As women, Democrats and activists are opposing Brett Kavanaugh‘s confirmation amid his sexual assault allegations, historically Black colleges and universities also may have reasons to express concerns about the nominee’s run to the highest court in the U.S.
A Kavanaugh confirmation would mean a major change for the Supreme Court: the achievement of a conservative majority. If that majority is achieved, then the Supreme Court’s decisions and voting on issues relevant to historically Black colleges and universities could largely reflect right-leaning beliefs. Kavanaugh — a Trump-backed nominee who would become the ninth justice on the bench if confirmed — could be a conservative swing vote like retired justice Anthony Kennedy who had deciding votes in same sex-marriage, abortion access and affirmative action cases while on the court.
A conservative-majority court would still vote on issues and policies affecting HBCUs, with the power to order reversals of past judicial decisions and change how various schools conduct business, HBCU Digest reported.
For one, the court could have to vote on an Obama-era National Labor Relations Board decision allowing non-tenure-track faculty unionization after the issue makes its way through the lower courts. The conservative-majority court could overturn the decision, impacting the ability for schools to attract and retain full-time professors and making way for more of them to leave their schools without the ability to unionize, according to HBCU Digest.

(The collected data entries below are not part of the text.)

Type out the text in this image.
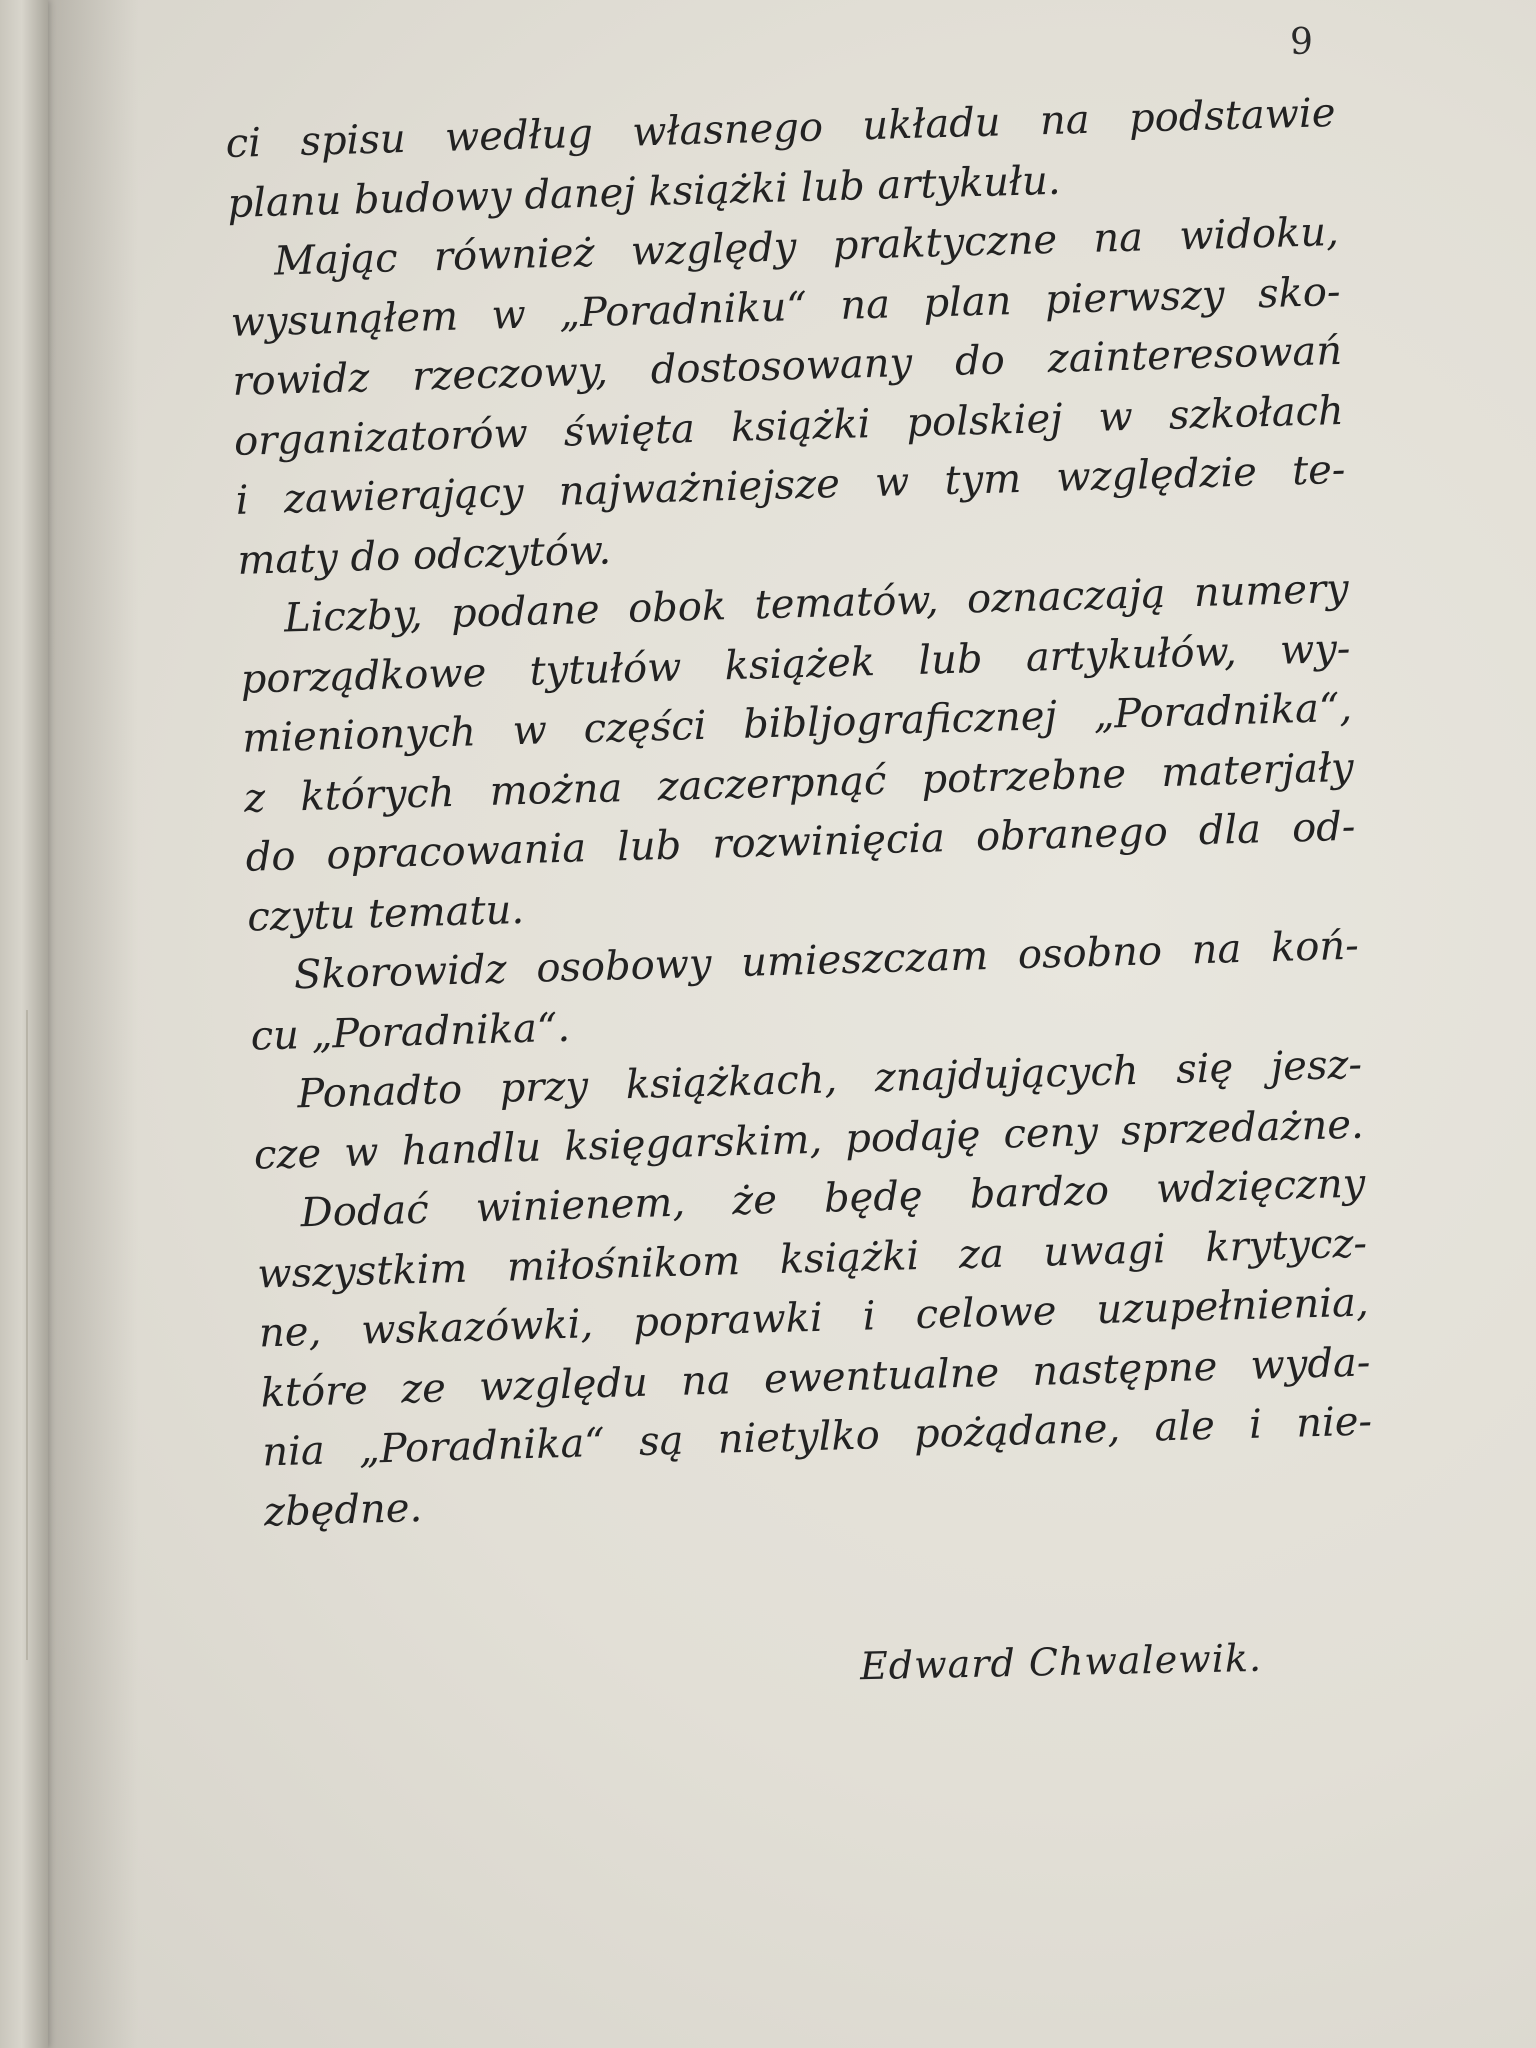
9
ci spisu według własnego układu na podstawie
planu budowy danej książki lub artykułu.
Mając również względy praktyczne na widoku,
wysunąłem w „Poradniku“ na plan pierwszy sko-
rowidz rzeczowy, dostosowany do zainteresowań
organizatorów święta książki polskiej w szkołach
i zawierający najważniejsze w tym względzie te-
maty do odczytów.
Liczby, podane obok tematów, oznaczają numery
porządkowe tytułów książek lub artykułów, wy-
mienionych w części bibljograficznej „Poradnika“,
z których można zaczerpnąć potrzebne materjały
do opracowania lub rozwinięcia obranego dla od-
czytu tematu.
Skorowidz osobowy umieszczam osobno na koń-
cu „Poradnika“.
Ponadto przy książkach, znajdujących się jesz-
cze w handlu księgarskim, podaję ceny sprzedażne.
Dodać winienem, że będę bardzo wdzięczny
wszystkim miłośnikom książki za uwagi krytycz-
ne, wskazówki, poprawki i celowe uzupełnienia,
które ze względu na ewentualne następne wyda-
nia „Poradnika“ są nietylko pożądane, ale i nie-
zbędne.
Edward Chwalewik.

Second, the voter gerrymandering and redistricting could also be an issue of greater concern if it came before a conservative-majority court. The Supreme Court justices has heard cases on gerrymandered districts in states such as in North Carolina, which is home to HBCUs such as North Carolina Central University and Johnson C. Smith University. Black college students have fought GOP gerrymandering and redistricting, which limited Black voters who favor Democrats from having representation in state elections. Students have also bolstered voter registration and turnout at their schools to swing elections — something that could change if a conservative majority happens on the Supreme Court.
Third, issues of free speech on campuses would likely also be a hot-button issue for the court. A conservative majority may lead to decisions that impact how HBCUs enforce and interpret free speech policies, the report said.
It will be important for HBCUs to know that a Kavanaugh confirmation could have a significant impact. It is equally important that the schools know where Kavanaugh stands on policies that are crucial to HBCUs to keep their doors open if the controversial nominee is confirmed.